[ih] nice story about dave mills and NTP
Alejandro Acosta
alejandroacostaalamo at gmail.com
Tue Oct 4 06:33:00 PDT 2022
Thanks!
On 2/10/22 1:55 PM, Jack Haverty via Internet-history wrote:
> The short answer is "Yes". The Time-To-Live field was intended to
> count down actual transit time as a datagram proceeded through the
> Internet. A datagram was to be discarded as soon as some algorithm
> determined it wasn't going to get to its destination before its TTL
> ran to zero. But we didn't have the means to measure time, so
> hop-counts were the placeholder.
>
> I wasn't involved in the IPV6 work, but I suspect the change of the
> field to "hop count" reflected the reality of what the field actually
> was. But it would have been better to have actually made Time work.
>
> Much of these "original ideas" probably weren't ever written down in
> persistent media. Most discussions in the 1980 time frame were done
> either in person or more extensively in email. Disk space was scarce
> and expensive, so much of such email was probably never archived -
> especially email not on the more "formal" mailing lists of the day.
>
> As I recall, Time was considered very important, for a number of
> reasons. So here's what I remember...
> -----
>
> Like every project using computers, the Internet was constrained by
> too little memory, too slow processors, and too limited bandwidth. A
> typical, and expensive, system might have a few dozen kilobytes of
> memory, a processor running at perhaps 1 MHz, and "high speed"

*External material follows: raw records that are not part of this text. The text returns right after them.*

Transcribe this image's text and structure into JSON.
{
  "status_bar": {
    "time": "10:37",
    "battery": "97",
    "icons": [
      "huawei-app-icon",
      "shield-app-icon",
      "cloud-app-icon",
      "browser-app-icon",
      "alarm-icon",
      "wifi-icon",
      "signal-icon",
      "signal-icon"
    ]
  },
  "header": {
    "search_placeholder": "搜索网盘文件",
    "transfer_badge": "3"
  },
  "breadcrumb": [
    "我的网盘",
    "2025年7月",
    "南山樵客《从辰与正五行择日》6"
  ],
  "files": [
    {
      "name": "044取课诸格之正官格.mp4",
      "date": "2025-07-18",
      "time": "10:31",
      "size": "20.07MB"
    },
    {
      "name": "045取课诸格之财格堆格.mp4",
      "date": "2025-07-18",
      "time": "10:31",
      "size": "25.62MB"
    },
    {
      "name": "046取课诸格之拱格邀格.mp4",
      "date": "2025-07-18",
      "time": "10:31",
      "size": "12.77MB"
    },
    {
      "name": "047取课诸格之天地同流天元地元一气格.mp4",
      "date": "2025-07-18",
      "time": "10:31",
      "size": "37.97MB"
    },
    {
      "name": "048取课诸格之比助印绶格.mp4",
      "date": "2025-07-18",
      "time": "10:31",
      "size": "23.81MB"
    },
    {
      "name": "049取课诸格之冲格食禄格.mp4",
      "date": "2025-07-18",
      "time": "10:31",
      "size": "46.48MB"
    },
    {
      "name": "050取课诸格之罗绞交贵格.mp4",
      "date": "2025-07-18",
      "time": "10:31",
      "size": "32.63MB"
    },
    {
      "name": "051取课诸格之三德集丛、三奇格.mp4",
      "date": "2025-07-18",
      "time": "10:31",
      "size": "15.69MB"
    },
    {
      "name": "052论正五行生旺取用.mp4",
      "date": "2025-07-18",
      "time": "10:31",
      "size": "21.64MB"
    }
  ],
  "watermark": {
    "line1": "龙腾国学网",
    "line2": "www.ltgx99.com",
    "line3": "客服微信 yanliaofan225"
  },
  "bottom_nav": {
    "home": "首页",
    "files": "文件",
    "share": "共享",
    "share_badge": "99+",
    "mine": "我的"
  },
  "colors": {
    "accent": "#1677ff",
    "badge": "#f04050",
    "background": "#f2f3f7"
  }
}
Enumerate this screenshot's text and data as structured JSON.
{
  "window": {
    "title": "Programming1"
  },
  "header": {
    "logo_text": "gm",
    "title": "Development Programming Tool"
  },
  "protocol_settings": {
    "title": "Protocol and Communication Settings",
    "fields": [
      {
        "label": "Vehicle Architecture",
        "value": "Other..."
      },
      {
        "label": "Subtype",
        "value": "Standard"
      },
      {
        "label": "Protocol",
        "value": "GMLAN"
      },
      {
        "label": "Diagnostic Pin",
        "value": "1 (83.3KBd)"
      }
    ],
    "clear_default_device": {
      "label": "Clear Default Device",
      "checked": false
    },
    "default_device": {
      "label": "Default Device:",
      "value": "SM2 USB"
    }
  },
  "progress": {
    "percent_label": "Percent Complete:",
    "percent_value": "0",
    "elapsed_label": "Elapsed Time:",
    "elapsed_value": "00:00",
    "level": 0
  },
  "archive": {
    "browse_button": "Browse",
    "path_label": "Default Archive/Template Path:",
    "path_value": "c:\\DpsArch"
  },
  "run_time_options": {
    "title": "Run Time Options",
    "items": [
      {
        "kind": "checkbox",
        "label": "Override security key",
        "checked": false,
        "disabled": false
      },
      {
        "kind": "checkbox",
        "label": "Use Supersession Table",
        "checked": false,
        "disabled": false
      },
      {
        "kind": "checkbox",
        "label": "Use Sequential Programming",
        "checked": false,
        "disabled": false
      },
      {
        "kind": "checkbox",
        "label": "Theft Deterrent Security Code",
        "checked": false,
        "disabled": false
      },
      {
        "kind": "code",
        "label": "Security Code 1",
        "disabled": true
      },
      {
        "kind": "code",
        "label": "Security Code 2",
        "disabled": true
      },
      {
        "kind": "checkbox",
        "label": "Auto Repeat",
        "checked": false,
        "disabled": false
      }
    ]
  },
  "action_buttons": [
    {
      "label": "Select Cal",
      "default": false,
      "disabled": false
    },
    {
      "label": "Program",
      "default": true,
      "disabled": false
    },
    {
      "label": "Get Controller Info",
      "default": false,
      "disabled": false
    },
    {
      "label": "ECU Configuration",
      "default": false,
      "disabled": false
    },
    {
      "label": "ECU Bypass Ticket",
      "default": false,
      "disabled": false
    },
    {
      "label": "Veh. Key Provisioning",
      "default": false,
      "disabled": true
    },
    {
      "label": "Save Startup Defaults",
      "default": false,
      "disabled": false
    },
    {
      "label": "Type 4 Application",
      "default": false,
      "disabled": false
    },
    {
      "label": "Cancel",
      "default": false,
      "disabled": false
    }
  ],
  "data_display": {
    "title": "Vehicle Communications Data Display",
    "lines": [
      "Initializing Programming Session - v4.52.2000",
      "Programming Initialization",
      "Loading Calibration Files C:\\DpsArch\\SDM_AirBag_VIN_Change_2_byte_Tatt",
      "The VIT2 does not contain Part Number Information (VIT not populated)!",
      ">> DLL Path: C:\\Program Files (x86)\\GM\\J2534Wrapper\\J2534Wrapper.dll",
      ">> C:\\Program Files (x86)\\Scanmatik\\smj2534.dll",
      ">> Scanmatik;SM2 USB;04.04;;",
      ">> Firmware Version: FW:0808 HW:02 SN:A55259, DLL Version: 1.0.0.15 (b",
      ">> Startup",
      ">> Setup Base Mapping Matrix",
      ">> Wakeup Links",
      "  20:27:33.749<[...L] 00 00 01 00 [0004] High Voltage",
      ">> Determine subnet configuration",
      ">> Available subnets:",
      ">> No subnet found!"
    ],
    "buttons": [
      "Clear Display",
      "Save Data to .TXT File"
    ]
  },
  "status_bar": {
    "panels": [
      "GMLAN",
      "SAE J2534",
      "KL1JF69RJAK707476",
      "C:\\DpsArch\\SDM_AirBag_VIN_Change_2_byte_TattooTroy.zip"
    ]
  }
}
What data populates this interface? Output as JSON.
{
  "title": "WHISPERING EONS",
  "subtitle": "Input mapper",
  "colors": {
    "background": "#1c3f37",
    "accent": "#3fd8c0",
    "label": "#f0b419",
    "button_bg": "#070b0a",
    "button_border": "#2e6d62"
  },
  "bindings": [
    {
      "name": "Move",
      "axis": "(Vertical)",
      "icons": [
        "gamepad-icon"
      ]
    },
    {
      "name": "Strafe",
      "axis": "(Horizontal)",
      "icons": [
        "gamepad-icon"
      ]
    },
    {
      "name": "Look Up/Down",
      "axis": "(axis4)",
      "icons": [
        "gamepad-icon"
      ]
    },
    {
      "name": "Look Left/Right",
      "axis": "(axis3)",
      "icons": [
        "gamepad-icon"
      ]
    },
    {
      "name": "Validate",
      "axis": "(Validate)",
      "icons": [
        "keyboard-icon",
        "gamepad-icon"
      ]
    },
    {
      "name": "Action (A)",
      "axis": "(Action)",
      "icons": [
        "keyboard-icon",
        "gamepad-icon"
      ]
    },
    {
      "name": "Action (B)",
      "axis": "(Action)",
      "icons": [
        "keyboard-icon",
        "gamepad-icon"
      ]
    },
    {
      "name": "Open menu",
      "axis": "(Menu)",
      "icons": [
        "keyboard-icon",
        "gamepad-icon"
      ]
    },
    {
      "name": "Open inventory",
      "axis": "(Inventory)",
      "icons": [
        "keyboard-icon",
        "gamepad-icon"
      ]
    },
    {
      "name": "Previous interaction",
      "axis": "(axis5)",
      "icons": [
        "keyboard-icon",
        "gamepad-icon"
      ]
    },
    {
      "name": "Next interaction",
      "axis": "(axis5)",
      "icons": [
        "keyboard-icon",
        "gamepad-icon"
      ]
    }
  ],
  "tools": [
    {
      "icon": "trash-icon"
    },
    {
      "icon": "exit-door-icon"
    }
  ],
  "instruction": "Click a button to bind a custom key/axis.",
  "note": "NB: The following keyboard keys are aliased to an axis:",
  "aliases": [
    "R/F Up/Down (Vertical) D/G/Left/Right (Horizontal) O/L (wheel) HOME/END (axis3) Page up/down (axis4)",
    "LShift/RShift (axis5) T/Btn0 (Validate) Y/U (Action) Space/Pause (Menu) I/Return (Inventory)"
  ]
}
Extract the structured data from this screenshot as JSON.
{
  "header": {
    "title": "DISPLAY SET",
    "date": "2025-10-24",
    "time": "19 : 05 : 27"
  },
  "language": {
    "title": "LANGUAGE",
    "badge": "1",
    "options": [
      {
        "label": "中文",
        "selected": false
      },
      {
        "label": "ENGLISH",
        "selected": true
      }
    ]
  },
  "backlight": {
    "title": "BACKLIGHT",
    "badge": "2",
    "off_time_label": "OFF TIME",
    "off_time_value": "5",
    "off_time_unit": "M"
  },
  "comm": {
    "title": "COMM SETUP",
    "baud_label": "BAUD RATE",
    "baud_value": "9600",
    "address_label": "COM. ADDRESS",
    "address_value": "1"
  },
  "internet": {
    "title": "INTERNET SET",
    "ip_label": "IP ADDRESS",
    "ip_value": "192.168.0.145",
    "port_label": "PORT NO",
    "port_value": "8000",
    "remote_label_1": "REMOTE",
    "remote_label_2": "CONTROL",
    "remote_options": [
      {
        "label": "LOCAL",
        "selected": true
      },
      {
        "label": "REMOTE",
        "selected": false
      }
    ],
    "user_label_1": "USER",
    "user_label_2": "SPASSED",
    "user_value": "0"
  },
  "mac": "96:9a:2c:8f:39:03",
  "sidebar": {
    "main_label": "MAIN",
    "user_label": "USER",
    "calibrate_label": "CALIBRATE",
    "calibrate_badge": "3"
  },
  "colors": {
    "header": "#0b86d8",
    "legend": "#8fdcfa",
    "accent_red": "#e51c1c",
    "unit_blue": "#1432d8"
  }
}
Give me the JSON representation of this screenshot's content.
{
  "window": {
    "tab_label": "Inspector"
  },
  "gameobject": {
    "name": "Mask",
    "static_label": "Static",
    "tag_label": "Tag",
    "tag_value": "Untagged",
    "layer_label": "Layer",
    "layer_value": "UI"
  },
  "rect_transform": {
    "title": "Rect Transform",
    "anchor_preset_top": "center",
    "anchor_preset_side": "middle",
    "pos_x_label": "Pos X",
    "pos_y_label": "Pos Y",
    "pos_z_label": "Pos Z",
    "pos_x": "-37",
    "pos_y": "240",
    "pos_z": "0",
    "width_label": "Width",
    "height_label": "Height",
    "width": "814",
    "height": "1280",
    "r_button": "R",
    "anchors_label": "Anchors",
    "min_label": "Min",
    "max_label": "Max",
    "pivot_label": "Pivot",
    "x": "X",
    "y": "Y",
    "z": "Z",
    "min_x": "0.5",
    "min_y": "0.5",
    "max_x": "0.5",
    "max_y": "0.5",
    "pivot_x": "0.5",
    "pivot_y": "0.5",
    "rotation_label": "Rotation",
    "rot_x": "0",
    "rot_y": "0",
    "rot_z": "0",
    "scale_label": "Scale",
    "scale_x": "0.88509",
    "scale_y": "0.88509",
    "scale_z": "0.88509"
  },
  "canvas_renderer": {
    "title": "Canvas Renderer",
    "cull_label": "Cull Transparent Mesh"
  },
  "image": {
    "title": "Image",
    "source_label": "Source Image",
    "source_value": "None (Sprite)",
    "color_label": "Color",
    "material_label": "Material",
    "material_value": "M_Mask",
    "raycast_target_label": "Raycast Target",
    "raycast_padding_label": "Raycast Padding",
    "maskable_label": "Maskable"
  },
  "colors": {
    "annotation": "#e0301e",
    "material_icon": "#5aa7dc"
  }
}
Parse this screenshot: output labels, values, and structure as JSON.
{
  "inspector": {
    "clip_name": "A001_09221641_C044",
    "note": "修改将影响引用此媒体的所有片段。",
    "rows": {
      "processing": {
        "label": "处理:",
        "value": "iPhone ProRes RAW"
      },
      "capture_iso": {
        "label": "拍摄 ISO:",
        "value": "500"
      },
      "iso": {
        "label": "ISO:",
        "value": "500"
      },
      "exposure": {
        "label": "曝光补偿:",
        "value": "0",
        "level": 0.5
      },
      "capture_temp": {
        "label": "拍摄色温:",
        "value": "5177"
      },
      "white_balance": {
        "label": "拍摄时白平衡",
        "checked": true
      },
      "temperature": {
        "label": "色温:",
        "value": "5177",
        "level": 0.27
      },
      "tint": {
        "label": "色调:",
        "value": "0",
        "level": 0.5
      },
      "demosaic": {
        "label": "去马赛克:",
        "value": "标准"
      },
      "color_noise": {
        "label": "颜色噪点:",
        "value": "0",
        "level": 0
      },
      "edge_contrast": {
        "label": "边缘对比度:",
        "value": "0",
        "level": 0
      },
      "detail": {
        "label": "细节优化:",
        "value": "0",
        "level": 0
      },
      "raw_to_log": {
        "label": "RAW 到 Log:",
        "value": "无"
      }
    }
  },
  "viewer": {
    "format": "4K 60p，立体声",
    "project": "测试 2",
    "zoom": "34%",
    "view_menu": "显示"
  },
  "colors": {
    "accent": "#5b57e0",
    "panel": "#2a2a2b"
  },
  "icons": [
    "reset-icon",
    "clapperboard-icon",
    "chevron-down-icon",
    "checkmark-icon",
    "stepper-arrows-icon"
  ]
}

> communications circuits carrying 56 kilobits per second. So there
> was strong incentive not to waste resources.
>
> At the time, the ARPANET had been running for about ten years, and
> quite a lot of experience had been gained through its operation and
> crises. Over that time, a lot of mechanisms had been put in place,
> internally in the IMP algorithms and hardware, to "protect" the
> network and keep it running despite what the user computers tried to
> do. So, for example, an IMP could regulate the flow of traffic from
> any of its "host" computers, and even shut it off completely if
> needed. (Google "ARPANET RFNM counting" if curious).
>
> In the Internet, the gateways had no such mechanisms available. We
> were especially concerned about the "impedance mismatch" that would
> occur at a gateway connecting a LAN to a much slower and "skinnier"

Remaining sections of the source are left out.